Vin jaune, un nectar méconnu

Ce premier week-end de février a lieu la Percée du Vin Jaune. L’occasion d’évoquer ce vin blanc atypique, sublime pour accompagner un bon comté mais capable de désarçonner les dégustateurs non avertis. [Décryptage]

« Quand on me sollicite pour du vin jaune, je me permets de toujours demander au client s’il en a déjà goûté » nous confie Clément caviste à Puteaux (92).

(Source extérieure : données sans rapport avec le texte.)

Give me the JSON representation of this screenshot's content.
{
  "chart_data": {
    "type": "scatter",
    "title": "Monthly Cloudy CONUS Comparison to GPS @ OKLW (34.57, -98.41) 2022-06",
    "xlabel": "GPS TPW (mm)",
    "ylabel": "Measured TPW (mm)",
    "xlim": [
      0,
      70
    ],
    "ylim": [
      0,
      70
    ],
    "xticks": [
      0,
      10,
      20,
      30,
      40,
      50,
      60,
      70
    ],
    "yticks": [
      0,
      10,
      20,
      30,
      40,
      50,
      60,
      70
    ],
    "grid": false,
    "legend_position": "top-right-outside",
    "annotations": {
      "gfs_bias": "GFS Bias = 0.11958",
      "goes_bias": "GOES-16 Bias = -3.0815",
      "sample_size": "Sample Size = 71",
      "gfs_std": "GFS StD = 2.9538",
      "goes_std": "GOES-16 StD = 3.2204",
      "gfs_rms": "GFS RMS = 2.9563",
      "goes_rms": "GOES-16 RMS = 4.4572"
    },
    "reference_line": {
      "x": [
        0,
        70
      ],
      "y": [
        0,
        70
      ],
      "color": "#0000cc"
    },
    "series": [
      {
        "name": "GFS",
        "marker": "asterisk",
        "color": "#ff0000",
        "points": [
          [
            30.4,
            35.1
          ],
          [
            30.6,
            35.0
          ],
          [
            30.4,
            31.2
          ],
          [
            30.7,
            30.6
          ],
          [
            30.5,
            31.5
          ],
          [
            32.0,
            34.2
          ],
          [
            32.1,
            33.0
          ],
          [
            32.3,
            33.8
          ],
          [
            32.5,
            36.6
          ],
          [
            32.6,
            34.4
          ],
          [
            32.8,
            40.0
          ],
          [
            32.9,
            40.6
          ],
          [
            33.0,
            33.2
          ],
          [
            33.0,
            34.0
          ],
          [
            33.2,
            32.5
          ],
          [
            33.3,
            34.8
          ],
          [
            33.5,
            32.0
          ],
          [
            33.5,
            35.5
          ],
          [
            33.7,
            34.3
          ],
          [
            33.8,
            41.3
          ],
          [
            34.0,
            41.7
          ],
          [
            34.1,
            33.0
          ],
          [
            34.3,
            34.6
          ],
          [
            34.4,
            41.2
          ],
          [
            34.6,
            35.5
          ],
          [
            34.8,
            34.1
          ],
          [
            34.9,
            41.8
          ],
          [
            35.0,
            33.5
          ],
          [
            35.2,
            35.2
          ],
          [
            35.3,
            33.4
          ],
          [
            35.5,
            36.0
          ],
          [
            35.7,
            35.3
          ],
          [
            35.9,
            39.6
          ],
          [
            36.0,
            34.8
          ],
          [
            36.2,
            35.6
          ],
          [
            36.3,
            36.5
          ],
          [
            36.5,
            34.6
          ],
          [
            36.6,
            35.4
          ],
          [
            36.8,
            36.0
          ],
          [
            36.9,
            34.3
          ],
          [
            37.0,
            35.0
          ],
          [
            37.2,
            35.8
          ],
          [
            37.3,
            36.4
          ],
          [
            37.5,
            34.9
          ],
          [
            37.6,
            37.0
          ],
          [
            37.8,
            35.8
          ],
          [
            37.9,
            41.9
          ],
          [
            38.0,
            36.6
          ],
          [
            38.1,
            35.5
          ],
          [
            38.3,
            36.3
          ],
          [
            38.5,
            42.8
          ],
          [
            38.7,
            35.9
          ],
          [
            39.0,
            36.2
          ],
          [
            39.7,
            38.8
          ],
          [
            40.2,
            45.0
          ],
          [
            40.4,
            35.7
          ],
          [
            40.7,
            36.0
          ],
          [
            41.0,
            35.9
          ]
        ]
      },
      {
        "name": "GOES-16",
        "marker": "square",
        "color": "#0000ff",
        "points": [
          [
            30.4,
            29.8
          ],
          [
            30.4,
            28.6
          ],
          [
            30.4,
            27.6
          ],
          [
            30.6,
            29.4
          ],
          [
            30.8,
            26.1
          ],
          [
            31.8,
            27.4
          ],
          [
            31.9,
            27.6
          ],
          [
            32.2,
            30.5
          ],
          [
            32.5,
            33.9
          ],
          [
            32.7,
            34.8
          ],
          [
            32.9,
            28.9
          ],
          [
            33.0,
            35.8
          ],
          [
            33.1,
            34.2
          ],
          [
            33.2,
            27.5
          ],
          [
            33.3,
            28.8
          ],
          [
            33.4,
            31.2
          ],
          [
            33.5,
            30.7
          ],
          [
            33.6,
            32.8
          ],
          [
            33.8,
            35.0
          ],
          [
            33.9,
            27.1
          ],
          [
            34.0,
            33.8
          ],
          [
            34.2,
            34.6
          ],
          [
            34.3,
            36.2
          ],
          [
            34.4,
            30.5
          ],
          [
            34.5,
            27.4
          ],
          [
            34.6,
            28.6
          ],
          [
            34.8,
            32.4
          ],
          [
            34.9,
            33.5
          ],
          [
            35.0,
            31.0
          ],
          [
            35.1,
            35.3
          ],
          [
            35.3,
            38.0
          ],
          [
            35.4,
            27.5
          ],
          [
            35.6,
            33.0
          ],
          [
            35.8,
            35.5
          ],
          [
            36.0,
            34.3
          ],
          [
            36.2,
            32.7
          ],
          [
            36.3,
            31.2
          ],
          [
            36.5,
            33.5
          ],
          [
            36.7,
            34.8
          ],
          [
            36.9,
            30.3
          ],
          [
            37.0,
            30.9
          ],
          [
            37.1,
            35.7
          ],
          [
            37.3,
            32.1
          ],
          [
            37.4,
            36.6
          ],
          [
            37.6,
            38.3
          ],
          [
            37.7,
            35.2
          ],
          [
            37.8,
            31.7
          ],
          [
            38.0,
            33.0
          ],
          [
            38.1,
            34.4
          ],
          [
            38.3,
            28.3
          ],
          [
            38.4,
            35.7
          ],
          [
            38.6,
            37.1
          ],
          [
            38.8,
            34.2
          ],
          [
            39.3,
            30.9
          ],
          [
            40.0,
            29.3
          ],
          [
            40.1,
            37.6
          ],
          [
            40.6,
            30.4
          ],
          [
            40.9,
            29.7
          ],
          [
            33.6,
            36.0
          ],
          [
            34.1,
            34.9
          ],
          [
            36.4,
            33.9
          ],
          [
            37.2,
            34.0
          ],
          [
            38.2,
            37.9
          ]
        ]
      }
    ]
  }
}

Une précaution qui a son importance : « on m’en a déjà rapporté, la cliente pensait que le vin jaune était sucré : en le goûtant, elle a cru à un défaut ». Levons donc, cette équivoque. 

Un vin élevé sous voile…
Le vin jaune est issu de Savagnin, cépage presqu’exclusivement cultivé dans le Jura. Vendangé surmûri, il est vinifié comme un vin blanc sec… ce qu’il est. Il tire ensuite sa singularité de son élevage, « sous voile » : en fût, dans un chai aéré, sans ouillage, on laisse se développer un voile de levures sur la partie du vin en contact avec l’air. C’est à l’issue de cette période d’élevage, qui s’étire sur six ans et trois mois, que l’on s’autorise à soutirer le fût, c’est la fameuse percée du vin jaune. Celle qui aura lieu ce week-end à Arbois.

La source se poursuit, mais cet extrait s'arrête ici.